For years, many businesses have been committing a certain percentage of their profit to selected non-profit organisations, but this is usually done as an afterthought – as a kind of charity – and was never part of their business model. And it is in this instance that social enterprises are different from these kind of traditional businesses.

For social enterprises, doing good is part of their business model. To them, doing good is not likened to charity, but is seen as part of the reason why their company exists. Hence, a social entrepreneur is a person who creates a profit and purpose driven organisation. In other words, they believe that doing good in the society is good for business.

Types of Social Entreprises

1. One for One

Do you have a pair of Toms shoes?
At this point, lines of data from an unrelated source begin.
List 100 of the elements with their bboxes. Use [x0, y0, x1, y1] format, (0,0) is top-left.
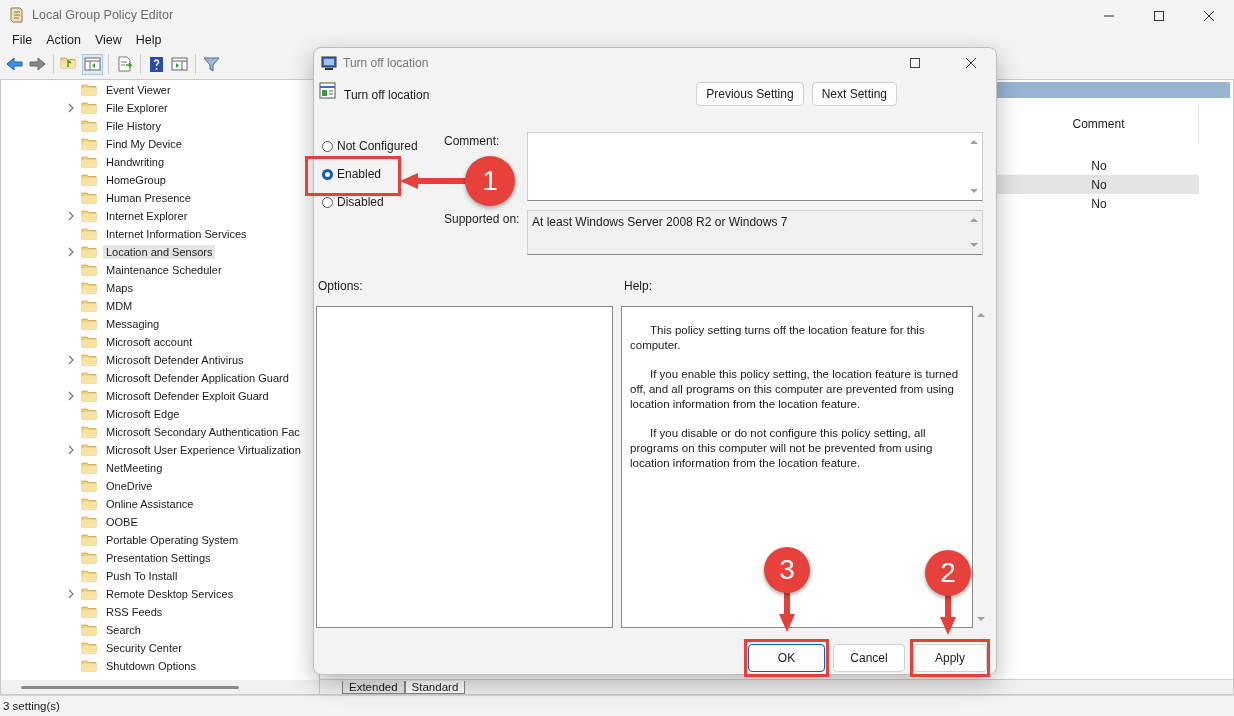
folder-icon	[81, 442, 97, 458]
folder-icon	[81, 478, 97, 494]
tree-item[interactable]: Location and Sensors	[103, 245, 216, 259]
tree-item[interactable]: Microsoft account	[103, 335, 196, 349]
tab[interactable]: Standard	[404, 681, 466, 694]
menu-item[interactable]: Action	[39, 31, 88, 49]
folder-icon	[81, 388, 97, 404]
setting-icon	[319, 82, 336, 99]
dialog-title: Turn off location	[343, 56, 429, 70]
tree-item[interactable]: Microsoft Defender Exploit Guard	[103, 389, 272, 403]
radio-button[interactable]	[322, 140, 333, 152]
folder-icon	[81, 424, 97, 440]
folder-icon	[81, 604, 97, 620]
dialog-button[interactable]: Cancel	[833, 644, 905, 672]
tree-item[interactable]: Security Center	[103, 641, 185, 655]
tree-item[interactable]: Internet Explorer	[103, 209, 191, 223]
window-title: Local Group Policy Editor	[32, 7, 174, 22]
scroll-down-icon[interactable]	[969, 187, 979, 195]
dialog-button[interactable]: Apply	[913, 644, 987, 672]
nav-button[interactable]: Next Setting	[811, 82, 897, 106]
tree-item[interactable]: File Explorer	[103, 101, 171, 115]
folder-icon	[81, 586, 97, 602]
expand-chevron-icon[interactable]	[66, 391, 76, 401]
tree-item[interactable]: Human Presence	[103, 191, 194, 205]
field-label: Comment:	[444, 134, 500, 148]
export-icon[interactable]	[115, 54, 134, 74]
tree-item[interactable]: Push To Install	[103, 569, 181, 583]
setting-heading: Turn off location	[344, 88, 430, 102]
expand-chevron-icon[interactable]	[66, 589, 76, 599]
folder-icon	[81, 280, 97, 296]
tree-item[interactable]: Microsoft Defender Application Guard	[103, 371, 292, 385]
filter-icon[interactable]	[202, 54, 221, 74]
folder-icon	[81, 298, 97, 314]
tree-item[interactable]: OOBE	[103, 515, 141, 529]
folder-icon	[81, 316, 97, 332]
folder-icon	[81, 172, 97, 188]
tree-item[interactable]: Online Assistance	[103, 497, 197, 511]
scroll-up-icon[interactable]	[969, 138, 979, 146]
tree-item[interactable]: Presentation Settings	[103, 551, 214, 565]
tree-item[interactable]: Microsoft Edge	[103, 407, 183, 421]
scroll-up-icon[interactable]	[976, 311, 986, 319]
table-cell-text: No	[1090, 157, 1108, 175]
expand-chevron-icon[interactable]	[66, 211, 76, 221]
tree-item[interactable]: Messaging	[103, 317, 163, 331]
tree-item[interactable]: Microsoft Secondary Authentication Fac	[103, 425, 303, 439]
tree-item[interactable]: Find My Device	[103, 137, 185, 151]
tree-item[interactable]: Remote Desktop Services	[103, 587, 237, 601]
dialog-button[interactable]: OK	[748, 644, 825, 672]
tree-item[interactable]: Handwriting	[103, 155, 168, 169]
scroll-up-icon[interactable]	[969, 216, 979, 224]
radio-label[interactable]: Not Configured	[337, 139, 418, 153]
scroll-down-icon[interactable]	[976, 615, 986, 623]
menu-item[interactable]: Help	[128, 31, 169, 49]
menu-item[interactable]: File	[5, 31, 40, 49]
tree-item[interactable]: MDM	[103, 299, 136, 313]
scrollbar-thumb[interactable]	[21, 685, 239, 689]
folder-icon	[81, 352, 97, 368]
tree-item[interactable]: Maintenance Scheduler	[103, 263, 225, 277]
expand-chevron-icon[interactable]	[66, 103, 76, 113]
radio-button[interactable]	[322, 196, 333, 208]
tree-item[interactable]: File History	[103, 119, 164, 133]
folder-icon	[81, 514, 97, 530]
tree-item[interactable]: Portable Operating System	[103, 533, 242, 547]
nav-button[interactable]: Previous Setting	[696, 82, 804, 106]
tree-item[interactable]: NetMeeting	[103, 461, 166, 475]
tree-item[interactable]: Search	[103, 623, 144, 637]
tree-item[interactable]: HomeGroup	[103, 173, 169, 187]
menu-item[interactable]: View	[87, 31, 129, 49]
radio-button[interactable]	[322, 168, 333, 180]
tree-item[interactable]: Maps	[103, 281, 136, 295]
folder-icon	[81, 82, 97, 98]
back-arrow-icon[interactable]	[5, 54, 24, 74]
folder-icon	[81, 118, 97, 134]
folder-icon	[81, 100, 97, 116]
scroll-down-icon[interactable]	[969, 241, 979, 249]
expand-chevron-icon[interactable]	[66, 355, 76, 365]
expand-chevron-icon[interactable]	[66, 445, 76, 455]
tree-item[interactable]: RSS Feeds	[103, 605, 166, 619]
tree-item[interactable]: Microsoft Defender Antivirus	[103, 353, 247, 367]
help-paragraph: If you disable or do not configure this policy setting, all programs on this computer will not be prevented from using location information from the location feature.	[630, 426, 934, 471]
comment-field[interactable]	[527, 132, 983, 201]
radio-label[interactable]: Disabled	[337, 195, 384, 209]
tab[interactable]: Extended	[342, 681, 405, 694]
help-icon[interactable]	[147, 54, 166, 74]
table-cell-text: No	[1090, 195, 1108, 213]
section-label: Help:	[624, 279, 652, 293]
field-label: Supported on:	[444, 212, 520, 226]
tree-item[interactable]: Shutdown Options	[103, 659, 199, 673]
tree-item[interactable]: Event Viewer	[103, 83, 174, 97]
tree-item[interactable]: OneDrive	[103, 479, 156, 493]
radio-label[interactable]: Enabled	[337, 167, 382, 181]
section-label: Options:	[318, 279, 364, 293]
tree-item[interactable]: Internet Information Services	[103, 227, 250, 241]
tree-item[interactable]: Microsoft User Experience Virtualization	[103, 443, 304, 457]
forward-arrow-icon[interactable]	[28, 54, 47, 74]
panel-icon[interactable]	[83, 54, 102, 74]
table-cell: No	[999, 175, 1199, 194]
column-header[interactable]: Comment	[999, 104, 1199, 144]
expand-chevron-icon[interactable]	[66, 247, 76, 257]
panel-icon[interactable]	[170, 54, 189, 74]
If yes, you should know that Toms shoes is an example of a social enterprise, because they have a policy that if you buy a pair of their shoes, they will give a pair of shoes away.

Another is a headphone company, LSTN, which gives a hearing exam and hearing aids to a child in need for each set of headphones it sells.

Another great example is Mission Belt.  Mission Belt sells highly unique men’s belts and donates $1 for each belt sold.  Now, Kiva (the organisation they donate to) issues microloans to poor people in developing countries, and that single dollar donated is used again and again as loans are repaid, hence benefitting even more people. Mission Belt makes this story a key part of its brand by weaving the cause into the company.  Each belt sold features the story of someone whose life was changed by a Kiva loan, it’s motto is ‘buy a belt, feed a family’, and even the name Mission Belt gives you the impression of why the company exists.

2. Companies With Multiple Causes

An emerging trend in social entrepreneurship is for companies to create a brand that addresses multiple social challenges. This can be tough to execute well, but some companies have pulled it off beautifully.

For example, Sword and Plough creates a cycle of giving by turning military fabric into high quality handbags, hire ex-soldiers to make the bags, and also donate 10% of profits to causes that have to do with former soldiers. The company is led by two sisters with a long military background, which has contributed greatly to the company’s success.

Another is Indosole, they recreate junk tires into new shoes using a process that has been practiced for years in Indonesia. Through this work, Indosole also brings dignified employment to an Indonesian community that was badly in need of it.

Are there examples of social enterprises in Nigeria? Yes, there are! Take as an example, education and social content are provided at no cost to Nigerian students in all subjects. But to keep the website running and pay those who manage content on the website, money is needed. This is funded by the parent company – Rise Global Interactive Links Limited – thus ensuring that Nigerian students can blend online learning with classroom learning, improve their understanding and performance at school, and in this way contribute meaningfully to society.

The key aim of all the companies highlighted above is that they deliberately weave the story of their community into the story of their business. You can thus see that businesses can make both money AND a difference, and that social entrepreneurship in its many forms is the best way to realise such vision. So, if I may ask, are you fully on board?